Download OmeGA PDF Online Free

Author :
Publisher : Springer Science & Business Media
ISBN 13 : 146150807X
Total Pages : 165 pages
Book Rating : 4.4/5 (615 download)

DOWNLOAD NOW!


Book Synopsis OmeGA by : Dimitri Knjazew

Download or read book OmeGA written by Dimitri Knjazew and published by Springer Science & Business Media. This book was released on 2012-12-06 with total page 165 pages. Available in PDF, EPUB and Kindle. Book excerpt: OmeGA: A Competent Genetic Algorithm for Solving Permutation and Scheduling Problems addresses two increasingly important areas in GA implementation and practice. OmeGA, or the ordering messy genetic algorithm, combines some of the latest in competent GA technology to solve scheduling and other permutation problems. Competent GAs are those designed for principled solutions of hard problems, quickly, reliably, and accurately. Permutation and scheduling problems are difficult combinatorial optimization problems with commercial import across a variety of industries. This book approaches both subjects systematically and clearly. The first part of the book presents the clearest description of messy GAs written to date along with an innovative adaptation of the method to ordering problems. The second part of the book investigates the algorithm on boundedly difficult test functions, showing principled scale up as problems become harder and longer. Finally, the book applies the algorithm to a test function drawn from the literature of scheduling.

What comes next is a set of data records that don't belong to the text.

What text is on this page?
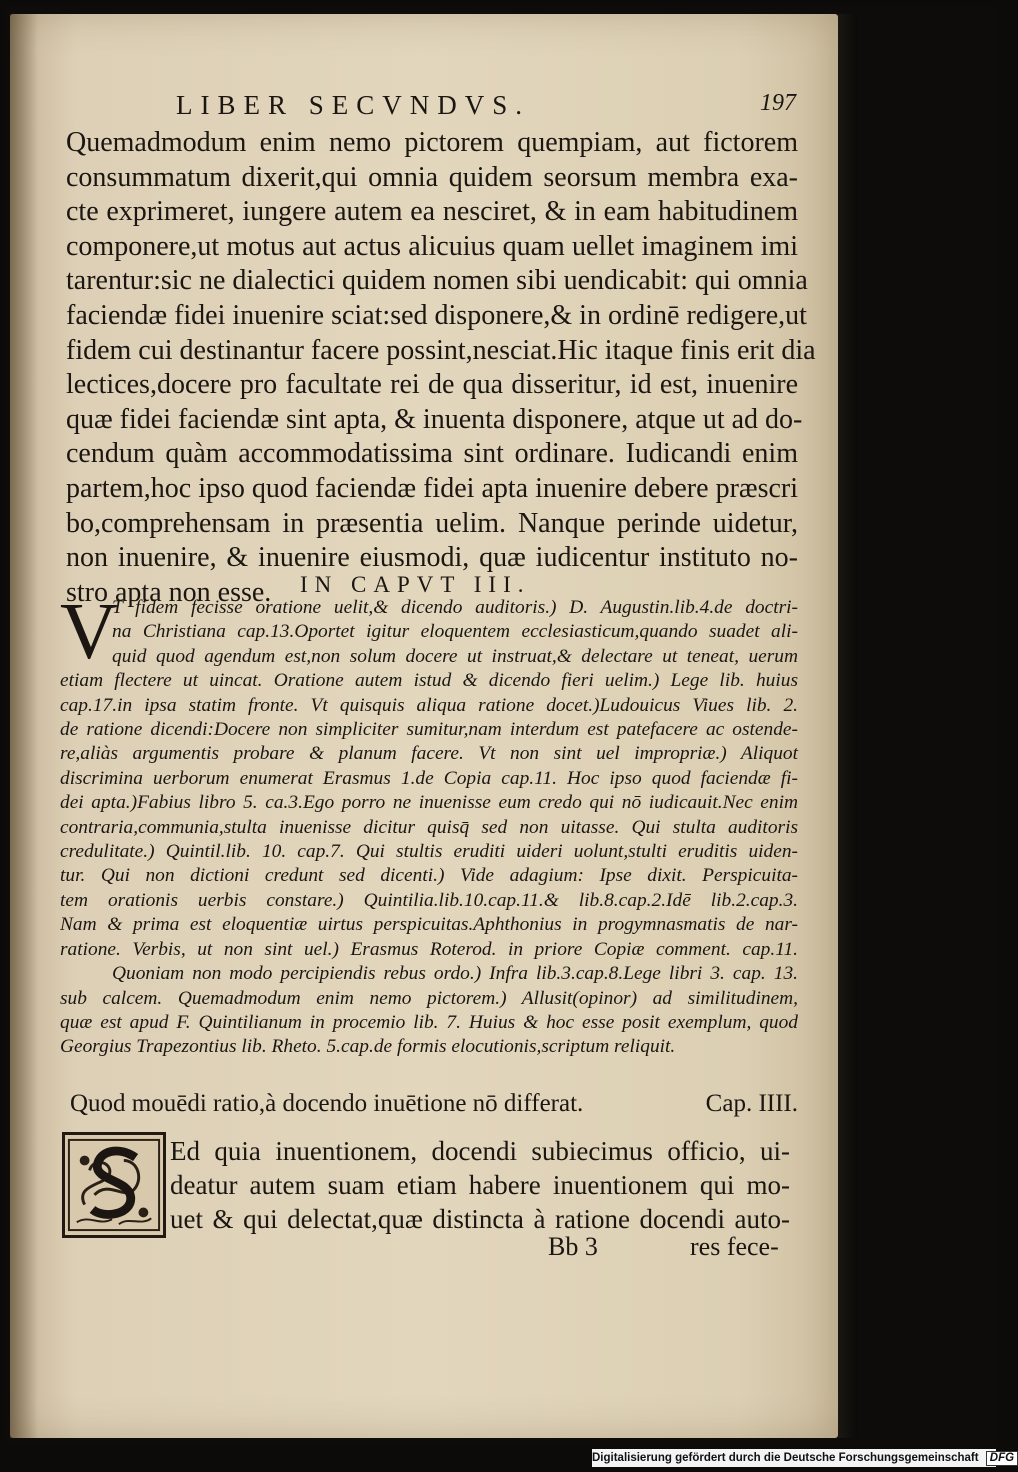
LIBER SECVNDVS.	197
Quemadmodum enim nemo pictorem quempiam, aut fictorem
consummatum dixerit,qui omnia quidem seorsum membra exa-
cte exprimeret, iungere autem ea nesciret, & in eam habitudinem
componere,ut motus aut actus alicuius quam uellet imaginem imi
tarentur:sic ne dialectici quidem nomen sibi uendicabit: qui omnia
faciendæ fidei inuenire sciat:sed disponere,& in ordinē redigere,ut
fidem cui destinantur facere possint,nesciat.Hic itaque finis erit dia
lectices,docere pro facultate rei de qua disseritur, id est, inuenire
quæ fidei faciendæ sint apta, & inuenta disponere, atque ut ad do-
cendum quàm accommodatissima sint ordinare. Iudicandi enim
partem,hoc ipso quod faciendæ fidei apta inuenire debere præscri
bo,comprehensam in præsentia uelim. Nanque perinde uidetur,
non inuenire, & inuenire eiusmodi, quæ iudicentur instituto no-
stro apta non esse.	IN CAPVT III.
V
T fidem fecisse oratione uelit,& dicendo auditoris.) D. Augustin.lib.4.de doctri-
na Christiana cap.13.Oportet igitur eloquentem ecclesiasticum,quando suadet ali-
quid quod agendum est,non solum docere ut instruat,& delectare ut teneat, uerum
etiam flectere ut uincat. Oratione autem istud & dicendo fieri uelim.) Lege lib. huius
cap.17.in ipsa statim fronte. Vt quisquis aliqua ratione docet.)Ludouicus Viues lib. 2.
de ratione dicendi:Docere non simpliciter sumitur,nam interdum est patefacere ac ostende-
re,aliàs argumentis probare & planum facere. Vt non sint uel impropriæ.) Aliquot
discrimina uerborum enumerat Erasmus 1.de Copia cap.11. Hoc ipso quod faciendæ fi-
dei apta.)Fabius libro 5. ca.3.Ego porro ne inuenisse eum credo qui nō iudicauit.Nec enim
contraria,communia,stulta inuenisse dicitur quisq̄ sed non uitasse. Qui stulta auditoris
credulitate.) Quintil.lib. 10. cap.7. Qui stultis eruditi uideri uolunt,stulti eruditis uiden-
tur. Qui non dictioni credunt sed dicenti.) Vide adagium: Ipse dixit. Perspicuita-
tem orationis uerbis constare.) Quintilia.lib.10.cap.11.& lib.8.cap.2.Idē lib.2.cap.3.
Nam & prima est eloquentiæ uirtus perspicuitas.Aphthonius in progymnasmatis de nar-
ratione. Verbis, ut non sint uel.) Erasmus Roterod. in priore Copiæ comment. cap.11.
Quoniam non modo percipiendis rebus ordo.) Infra lib.3.cap.8.Lege libri 3. cap. 13.
sub calcem. Quemadmodum enim nemo pictorem.) Allusit(opinor) ad similitudinem,
quæ est apud F. Quintilianum in procemio lib. 7. Huius & hoc esse posit exemplum, quod
Georgius Trapezontius lib. Rheto. 5.cap.de formis elocutionis,scriptum reliquit.
Quod mouēdi ratio,à docendo inuētione nō differat.	Cap. IIII.
Ed quia inuentionem, docendi subiecimus officio, ui-
deatur autem suam etiam habere inuentionem qui mo-
uet & qui delectat,quæ distincta à ratione docendi auto-
Bb 3	res fece-
Digitalisierung gefördert durch die Deutsche Forschungsgemeinschaft DFG
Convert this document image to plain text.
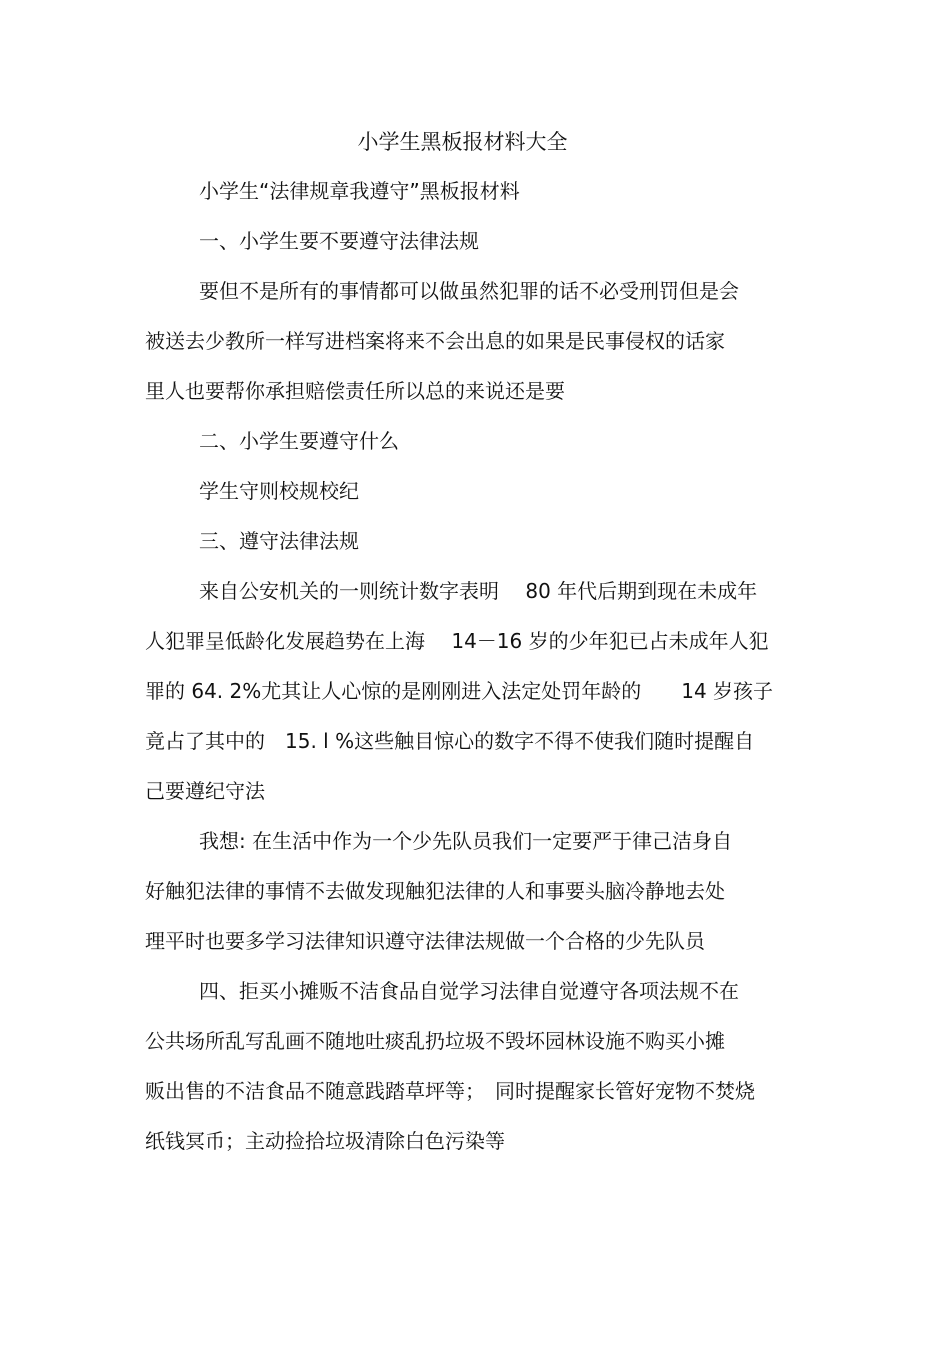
小学生黑板报材料大全
小学生“法律规章我遵守”黑板报材料
一、小学生要不要遵守法律法规
要但不是所有的事情都可以做虽然犯罪的话不必受刑罚但是会
被送去少教所一样写进档案将来不会出息的如果是民事侵权的话家
里人也要帮你承担赔偿责任所以总的来说还是要
二、小学生要遵守什么
学生守则校规校纪
三、遵守法律法规
来自公安机关的一则统计数字表明　 80 年代后期到现在未成年
人犯罪呈低龄化发展趋势在上海　 14－16 岁的少年犯已占未成年人犯
罪的 64. 2%尤其让人心惊的是刚刚进入法定处罚年龄的　　14 岁孩子
竟占了其中的　15. l %这些触目惊心的数字不得不使我们随时提醒自
己要遵纪守法
我想: 在生活中作为一个少先队员我们一定要严于律己洁身自
好触犯法律的事情不去做发现触犯法律的人和事要头脑冷静地去处
理平时也要多学习法律知识遵守法律法规做一个合格的少先队员
四、拒买小摊贩不洁食品自觉学习法律自觉遵守各项法规不在
公共场所乱写乱画不随地吐痰乱扔垃圾不毁坏园林设施不购买小摊
贩出售的不洁食品不随意践踏草坪等；　同时提醒家长管好宠物不焚烧
纸钱冥币；主动捡拾垃圾清除白色污染等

Genetic Algorithms and Engineering Optimization

Download Genetic Algorithms and Engineering Optimization PDF Online Free

Author :
Publisher : Wiley-Interscience
ISBN 13 :
Total Pages : 520 pages
Book Rating : 4.3/5 (91 download)

DOWNLOAD NOW!


Book Synopsis Genetic Algorithms and Engineering Optimization by : Mitsuo Gen

Download or read book Genetic Algorithms and Engineering Optimization written by Mitsuo Gen and published by Wiley-Interscience. This book was released on 2000 with total page 520 pages. Available in PDF, EPUB and Kindle. Book excerpt: Taking an intuitive approach, Mitsuo Gen and Runwei Cheng employ numerous illustrations and real-world examples to help readers gain a thorough understanding of basic GA concepts - including encoding, adaptation, and genetic optimizations - and to show how GAs can be used to solve an array of constrained, combinatorial, multiobjective, and fuzzy optimization problems. Focusing on problems commonly encountered in industry - especially in manufacturing - Professors Gen and Cheng provide in-depth coverage of advanced GA techniques for reliability design, manufacturing cell design, scheduling, advanced transportation problems, and network design and routing.